La feria de la Sagrada Familia
Cada diciembre, todos los diciembres, se obstinan en llegar con sus Navidades guardadas en lo más hondo, fresco, del equipaje, y así recuerdan a esos tíos y primos del pueblo que se presentaban cada año con sus cajas de chorizos y de morcillas y de dulces. Sábado de diciembre, y de crónica navideña y de guirnaldas de escarcha plateada en los puestos de la feria que, a la manera un villorrio medieval, se extiende al pie de la Sagrada Familia. La gente anda en la espesura de esta tarde encogida de frío, con los brazos cruzados, como sujetados por camisas de fuerza, con gorros y guantes de lana, y los niños se suben el tapabocas hasta los ojos, y algunos hombres, que acaso quieren hacerse pasar por espías, se agarran con una mano las solapas de sus abrigos, y una mujer da saltitos de frío mientras espera el autobús. Y desde la fachada con que Subirats inmortaliza la catedral de Gaudí, igual que un crítico de una revista de pueblo inmortaliza su firma comentando el disco de un dinosaurio del rock, la escultura de Jesucristo atado a la columna me ha traído el recuerdo de la novela de Ángel Samblancat Jesús atado a la columna, donde este escritor federal y libertario, aquí con algo de Gorki y de Bonafoux, pintaba su Barcelona de 1925, la penumbra del puerto con el mar congelado junto a los diques, y con personajes que soñaban un Tibidabo de jamón para comérselo. A la Sagrada Familia, este cronista le tiene casi tanta fe como a las chimeneas de la Fecsa (catedral proletaria, con su mártir sacrificado a tiros franquistas en 1973), y cuando pasa junto a este templo delirante y modernista le fascina la eventualidad de que surja una rima azarosa, la posibilidad de que la justicia poética quiera manifestarse con un nuevo golpe de efecto y, en evocación de la muerte de Gaudí atropellado por un tranvía, se dé la circunstancia de que sea un tren de última generación lo que desbarate los cimientos del edificio.

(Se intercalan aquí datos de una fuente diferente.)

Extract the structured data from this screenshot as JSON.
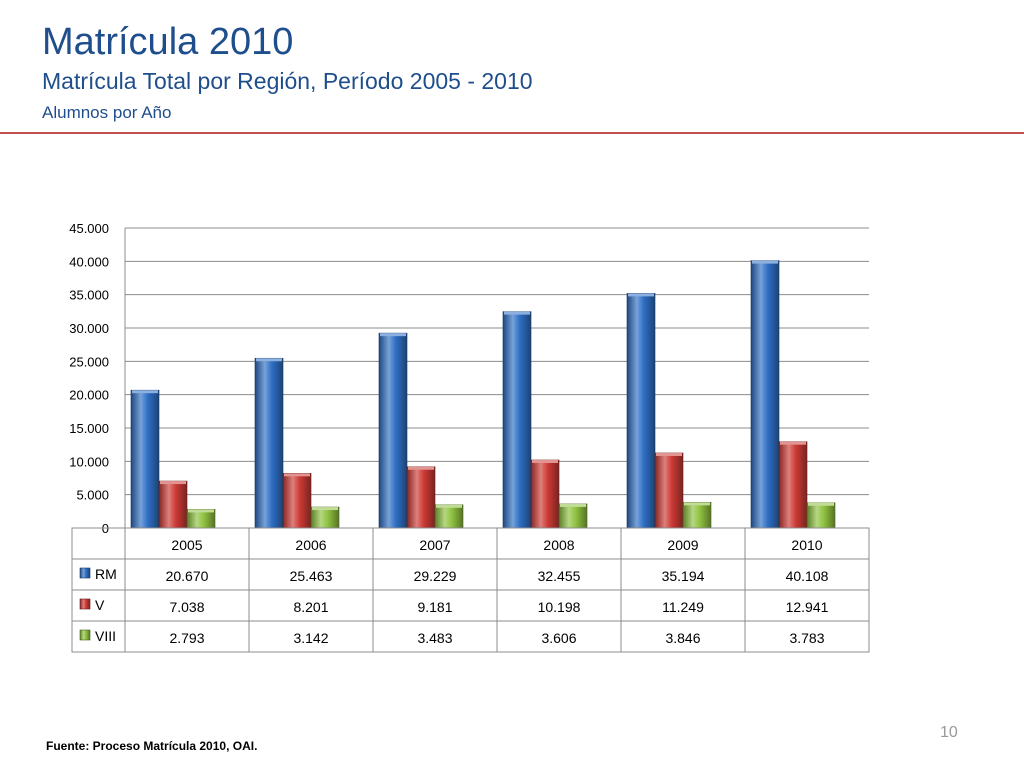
{
  "slide": {
    "title": "Matrícula 2010",
    "subtitle": "Matrícula Total por Región, Período 2005 - 2010",
    "subtitle2": "Alumnos por Año",
    "page_number": "10",
    "source": "Fuente: Proceso Matrícula 2010, OAI."
  },
  "colors": {
    "accent_rule": "#c0504d",
    "title": "#1f4e8c"
  },
  "chart_data": {
    "type": "bar",
    "title": "",
    "xlabel": "",
    "ylabel": "",
    "categories": [
      "2005",
      "2006",
      "2007",
      "2008",
      "2009",
      "2010"
    ],
    "ylim": [
      0,
      45000
    ],
    "yticks": [
      0,
      5000,
      10000,
      15000,
      20000,
      25000,
      30000,
      35000,
      40000,
      45000
    ],
    "ytick_labels": [
      "0",
      "5.000",
      "10.000",
      "15.000",
      "20.000",
      "25.000",
      "30.000",
      "35.000",
      "40.000",
      "45.000"
    ],
    "grid": true,
    "legend": "data-table",
    "series": [
      {
        "name": "RM",
        "color": "#2e6fc4",
        "values": [
          20670,
          25463,
          29229,
          32455,
          35194,
          40108
        ],
        "labels": [
          "20.670",
          "25.463",
          "29.229",
          "32.455",
          "35.194",
          "40.108"
        ]
      },
      {
        "name": "V",
        "color": "#cc3a35",
        "values": [
          7038,
          8201,
          9181,
          10198,
          11249,
          12941
        ],
        "labels": [
          "7.038",
          "8.201",
          "9.181",
          "10.198",
          "11.249",
          "12.941"
        ]
      },
      {
        "name": "VIII",
        "color": "#8fc23f",
        "values": [
          2793,
          3142,
          3483,
          3606,
          3846,
          3783
        ],
        "labels": [
          "2.793",
          "3.142",
          "3.483",
          "3.606",
          "3.846",
          "3.783"
        ]
      }
    ]
  }
}
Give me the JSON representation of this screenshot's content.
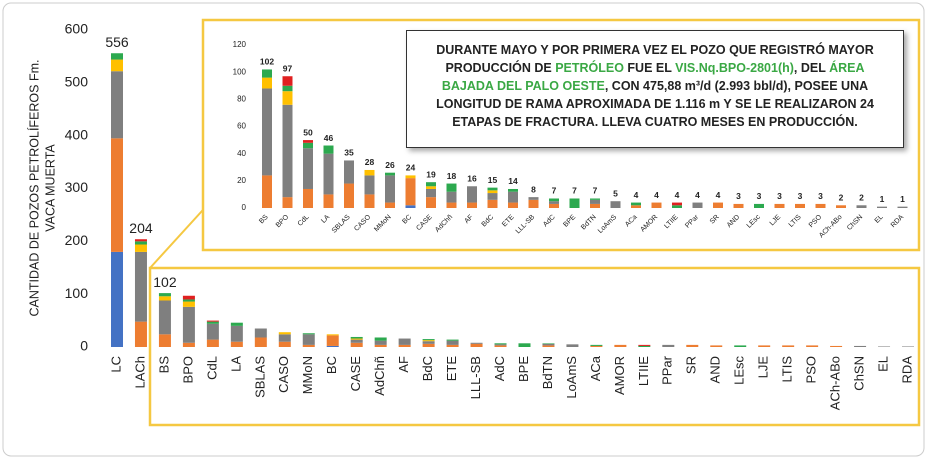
{
  "chart_data": [
    {
      "type": "stacked_bar",
      "y_label": [
        "CANTIDAD DE POZOS PETROLÍFEROS Fm.",
        "VACA MUERTA"
      ],
      "categories": [
        "LC",
        "LACh",
        "BS",
        "BPO",
        "CdL",
        "LA",
        "SBLAS",
        "CASO",
        "MMoN",
        "BC",
        "CASE",
        "AdChñ",
        "AF",
        "BdC",
        "ETE",
        "LLL-SB",
        "AdC",
        "BPE",
        "BdTN",
        "LoAmS",
        "ACa",
        "AMOR",
        "LTIIE",
        "PPar",
        "SR",
        "AND",
        "LEsc",
        "LJE",
        "LTIS",
        "PSO",
        "ACh-ABo",
        "ChSN",
        "EL",
        "RDA"
      ],
      "series": [
        {
          "color": "#4472c4",
          "values": [
            180,
            0,
            0,
            0,
            0,
            0,
            0,
            0,
            0,
            2,
            0,
            0,
            0,
            0,
            0,
            0,
            0,
            0,
            0,
            0,
            0,
            0,
            0,
            0,
            0,
            0,
            0,
            0,
            0,
            0,
            0,
            0,
            0,
            0
          ]
        },
        {
          "color": "#ed7d31",
          "values": [
            215,
            48,
            24,
            8,
            14,
            10,
            18,
            10,
            4,
            20,
            8,
            4,
            4,
            6,
            4,
            6,
            3,
            0,
            3,
            0,
            2,
            4,
            0,
            0,
            4,
            3,
            0,
            3,
            3,
            3,
            2,
            0,
            0,
            0
          ]
        },
        {
          "color": "#7f7f7f",
          "values": [
            127,
            132,
            64,
            68,
            30,
            30,
            17,
            14,
            20,
            0,
            6,
            8,
            12,
            5,
            8,
            2,
            2,
            0,
            3,
            5,
            0,
            0,
            0,
            4,
            0,
            0,
            0,
            0,
            0,
            0,
            0,
            2,
            1,
            1
          ]
        },
        {
          "color": "#ffc000",
          "values": [
            22,
            14,
            8,
            10,
            0,
            0,
            0,
            4,
            0,
            2,
            2,
            0,
            0,
            2,
            0,
            0,
            0,
            0,
            0,
            0,
            0,
            0,
            0,
            0,
            0,
            0,
            0,
            0,
            0,
            0,
            0,
            0,
            0,
            0
          ]
        },
        {
          "color": "#2ca94f",
          "values": [
            12,
            6,
            6,
            4,
            4,
            6,
            0,
            0,
            2,
            0,
            3,
            6,
            0,
            2,
            2,
            0,
            2,
            7,
            1,
            0,
            2,
            0,
            2,
            0,
            0,
            0,
            3,
            0,
            0,
            0,
            0,
            0,
            0,
            0
          ]
        },
        {
          "color": "#e02020",
          "values": [
            0,
            4,
            0,
            7,
            2,
            0,
            0,
            0,
            0,
            0,
            0,
            0,
            0,
            0,
            0,
            0,
            0,
            0,
            0,
            0,
            0,
            0,
            2,
            0,
            0,
            0,
            0,
            0,
            0,
            0,
            0,
            0,
            0,
            0
          ]
        }
      ],
      "totals": [
        556,
        204,
        102,
        null,
        null,
        null,
        null,
        null,
        null,
        null,
        null,
        null,
        null,
        null,
        null,
        null,
        null,
        null,
        null,
        null,
        null,
        null,
        null,
        null,
        null,
        null,
        null,
        null,
        null,
        null,
        null,
        null,
        null,
        null
      ],
      "ylim": [
        0,
        600
      ],
      "yticks": [
        0,
        100,
        200,
        300,
        400,
        500,
        600
      ]
    },
    {
      "type": "stacked_bar",
      "categories": [
        "BS",
        "BPO",
        "CdL",
        "LA",
        "SBLAS",
        "CASO",
        "MMoN",
        "BC",
        "CASE",
        "AdChñ",
        "AF",
        "BdC",
        "ETE",
        "LLL-SB",
        "AdC",
        "BPE",
        "BdTN",
        "LoAmS",
        "ACa",
        "AMOR",
        "LTIIE",
        "PPar",
        "SR",
        "AND",
        "LEsc",
        "LJE",
        "LTIS",
        "PSO",
        "ACh-ABo",
        "ChSN",
        "EL",
        "RDA"
      ],
      "series": [
        {
          "color": "#4472c4",
          "values": [
            0,
            0,
            0,
            0,
            0,
            0,
            0,
            2,
            0,
            0,
            0,
            0,
            0,
            0,
            0,
            0,
            0,
            0,
            0,
            0,
            0,
            0,
            0,
            0,
            0,
            0,
            0,
            0,
            0,
            0,
            0,
            0
          ]
        },
        {
          "color": "#ed7d31",
          "values": [
            24,
            8,
            14,
            10,
            18,
            10,
            4,
            20,
            8,
            4,
            4,
            6,
            4,
            6,
            3,
            0,
            3,
            0,
            2,
            4,
            0,
            0,
            4,
            3,
            0,
            3,
            3,
            3,
            2,
            0,
            0,
            0
          ]
        },
        {
          "color": "#7f7f7f",
          "values": [
            64,
            68,
            30,
            30,
            17,
            14,
            20,
            0,
            6,
            8,
            12,
            5,
            8,
            2,
            2,
            0,
            3,
            5,
            0,
            0,
            0,
            4,
            0,
            0,
            0,
            0,
            0,
            0,
            0,
            2,
            1,
            1
          ]
        },
        {
          "color": "#ffc000",
          "values": [
            8,
            10,
            0,
            0,
            0,
            4,
            0,
            2,
            2,
            0,
            0,
            2,
            0,
            0,
            0,
            0,
            0,
            0,
            0,
            0,
            0,
            0,
            0,
            0,
            0,
            0,
            0,
            0,
            0,
            0,
            0,
            0
          ]
        },
        {
          "color": "#2ca94f",
          "values": [
            6,
            4,
            4,
            6,
            0,
            0,
            2,
            0,
            3,
            6,
            0,
            2,
            2,
            0,
            2,
            7,
            1,
            0,
            2,
            0,
            2,
            0,
            0,
            0,
            3,
            0,
            0,
            0,
            0,
            0,
            0,
            0
          ]
        },
        {
          "color": "#e02020",
          "values": [
            0,
            7,
            2,
            0,
            0,
            0,
            0,
            0,
            0,
            0,
            0,
            0,
            0,
            0,
            0,
            0,
            0,
            0,
            0,
            0,
            2,
            0,
            0,
            0,
            0,
            0,
            0,
            0,
            0,
            0,
            0,
            0
          ]
        }
      ],
      "totals": [
        102,
        97,
        50,
        46,
        35,
        28,
        26,
        24,
        19,
        18,
        16,
        15,
        14,
        8,
        7,
        7,
        7,
        5,
        4,
        4,
        4,
        4,
        4,
        3,
        3,
        3,
        3,
        3,
        2,
        2,
        1,
        1
      ],
      "ylim": [
        0,
        120
      ],
      "yticks": [
        0,
        20,
        40,
        60,
        80,
        100,
        120
      ],
      "annotation": [
        {
          "text": "DURANTE MAYO Y POR PRIMERA VEZ EL POZO QUE REGISTRÓ MAYOR PRODUCCIÓN DE ",
          "highlight": false
        },
        {
          "text": "PETRÓLEO",
          "highlight": true
        },
        {
          "text": " FUE EL ",
          "highlight": false
        },
        {
          "text": "VIS.Nq.BPO-2801(h)",
          "highlight": true
        },
        {
          "text": ", DEL ",
          "highlight": false
        },
        {
          "text": "ÁREA BAJADA DEL PALO OESTE",
          "highlight": true
        },
        {
          "text": ", CON 475,88 m³/d (2.993 bbl/d), POSEE UNA LONGITUD DE RAMA APROXIMADA DE 1.116 m Y SE LE REALIZARON 24 ETAPAS DE FRACTURA. LLEVA CUATRO MESES EN PRODUCCIÓN.",
          "highlight": false
        }
      ]
    }
  ]
}
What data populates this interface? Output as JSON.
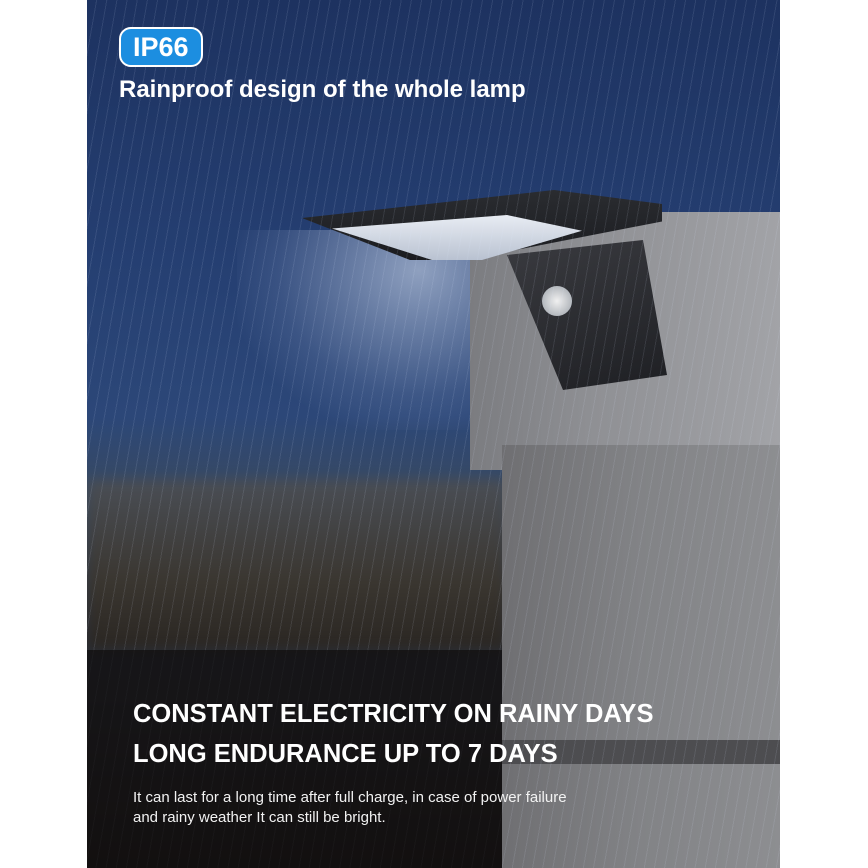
{
  "badge": {
    "label": "IP66",
    "color": "#1c8ee0"
  },
  "subtitle": "Rainproof design of the whole lamp",
  "headline": {
    "line1": "CONSTANT ELECTRICITY ON RAINY DAYS",
    "line2": "LONG ENDURANCE UP TO 7 DAYS"
  },
  "description": {
    "line1": "It can last for a long time after full charge, in case of power failure",
    "line2": "and rainy weather It can still be bright."
  }
}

Sábado de crónica navideña y de megafonía con villancicos que aún les cantan a los remiendos -yo me remendaba, yo me remendé- de los pastorcillos, grabados en cedés de coros infantiles que se arrancan por Manolo Escobar y por Raphael. Casetas con papanoeles de juguete que ejercen su derecho a escalo, y con panderetas de plástico que tienen un payasito estampado, y con figuritas de caganers y de pixaters en un alarde de paridad de los tiempos, y con zambombas con lazos de papel de colores, y con los troncos sonrientes del tió, y con metros de mangueras enrolladas, parpadeantes, que son exhibidas en los balcones en desleal competencia con los neones de las whiskerías. Un señor viejo, que arrastra un pie por la tierra del parque, vende encendedores, cuatro por uno. Y otro señor de más de 40 años le explica a un amigo el Scalextric que se ha comprado. En el parque de la Sagrada Familia hay árboles iluminados con sartas de bombillitas, y unos estudiantes secundarios y obligatorios, subidos a un banco, como marinos amontonados en los restos de un barco, hablan de sus madres, y Papá Noël se deja fotografiar por las familias en el yermo de su tarima. La niña de las poinsetias aborda con su pregunta: "¿Una plantita, jefe?". Empieza a llover desde lo más solitario de la tarde, pero la gente continúa curioseando entre las casetas, y alguna señora se ha atado un plástico a la cabeza, como si fuese un pañuelo de salir al campo, y por los altavoces una voz dice: "Señoras y señores, niños y niñas, debido a la situación climática Papá Noël se tiene que marchar hasta el año que viene". Entonces los comerciantes se quejan del viento del otro día y del agua de hoy, y les desean a sus clientes felices fiestas. Dos hermanitos se dan puntapiés entre unos abetos a mitad de precio.